In cases such as this, the principle of double jeopardy by which the American Constitution provides that “No person… shall be… subject for the same offence to be twice put in jeopardy…” does not apply: A drug dealer goes to jail for dealing in drugs in the first instance, and then pays tax on his haul, or earns more jail years if he defaults.

This American practice encourages one to suggest that the Nigerian government should consider exacting tax on proceeds of official corruption, kidnapping, fraud, and trade in narcotics, in addition to making the offender do time at the pleasure of the Comptroller-General of the Nigerian Prisons Service.

Somebody has observed that whereas South Africa, with annual Gross Domestic Product of $380 billion, realises about $75 billion, or about 20 per cent, tax, Nigeria, Africa’s biggest economy, with a whittled down GDP of $416 billion, realises a paltry $4 billion, or less than one per cent of GDP.

The Federal Inland Revenue Service revealed that out of a population of 70 million taxable adults in Nigeria, only 14 million pay tax. Government must pay closer attention to corporate organisations that deduct Pay As You Earn Income Tax from the wages of their employees, but fail to remit the same to the appropriate tax authorities.
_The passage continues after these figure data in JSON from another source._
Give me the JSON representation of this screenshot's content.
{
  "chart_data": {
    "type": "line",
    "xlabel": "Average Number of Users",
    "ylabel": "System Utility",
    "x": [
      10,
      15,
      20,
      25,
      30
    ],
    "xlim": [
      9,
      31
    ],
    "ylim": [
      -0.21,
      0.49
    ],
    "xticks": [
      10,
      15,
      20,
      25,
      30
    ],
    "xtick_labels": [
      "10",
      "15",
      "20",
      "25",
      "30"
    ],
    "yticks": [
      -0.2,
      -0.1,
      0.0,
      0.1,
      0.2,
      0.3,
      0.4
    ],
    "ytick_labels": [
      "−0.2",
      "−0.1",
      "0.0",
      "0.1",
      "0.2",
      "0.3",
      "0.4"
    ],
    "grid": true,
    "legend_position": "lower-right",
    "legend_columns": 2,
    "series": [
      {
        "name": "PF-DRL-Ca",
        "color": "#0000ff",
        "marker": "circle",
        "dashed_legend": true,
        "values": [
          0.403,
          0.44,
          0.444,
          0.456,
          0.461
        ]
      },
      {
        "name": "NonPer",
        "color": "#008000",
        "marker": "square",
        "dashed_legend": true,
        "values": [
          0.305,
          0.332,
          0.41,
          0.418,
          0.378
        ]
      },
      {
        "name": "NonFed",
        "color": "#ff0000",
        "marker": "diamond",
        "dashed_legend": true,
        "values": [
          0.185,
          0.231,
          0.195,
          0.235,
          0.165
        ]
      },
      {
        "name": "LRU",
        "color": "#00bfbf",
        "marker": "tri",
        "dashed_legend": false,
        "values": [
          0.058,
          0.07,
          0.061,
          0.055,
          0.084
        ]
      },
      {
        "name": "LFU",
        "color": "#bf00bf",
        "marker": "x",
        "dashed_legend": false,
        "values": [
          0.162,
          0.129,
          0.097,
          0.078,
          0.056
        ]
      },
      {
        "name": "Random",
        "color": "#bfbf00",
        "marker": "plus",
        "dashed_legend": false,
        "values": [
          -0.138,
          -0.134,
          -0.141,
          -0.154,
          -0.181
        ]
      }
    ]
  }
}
No one should have a place to hide as no one is exempted from payment of tax in Nigeria anymore: The Personal Income Tax (Amendment) Act signed by former President Goodluck Jonathan requires even the President and governors, hitherto exempted, to pay taxes from their remuneration while in office.

You have got to give it to Tunde Fowler, Chairman of the Federal Inland Revenue Service, who has come up with this novel, taxpayer-friendly VAIDS idea of tax collection. But it shouldn’t have come as a surprise considering his stellar performance in being able to increase the Internally Generated Revenue of Lagos State.

Two things: First, the tax rate, especially of Personal Income Tax and Value Added Tax need not be increased. In the face of a slumbering economy, increasing the number of taxpayers should just be enough.

Second, the Federal Government must not only adopt the Lagos State template to raise tax revenue, it must also imbibe the Lagos State spirit of adopting macroeconomic policies that enable Corporate Nigeria and individual taxpayers to prosper and therefore pay their taxes willingly.

Before becoming Vice President, Prof Yemi Osinbajo once said that the way that citizens could hold their government accountable was to diligently pay their taxes.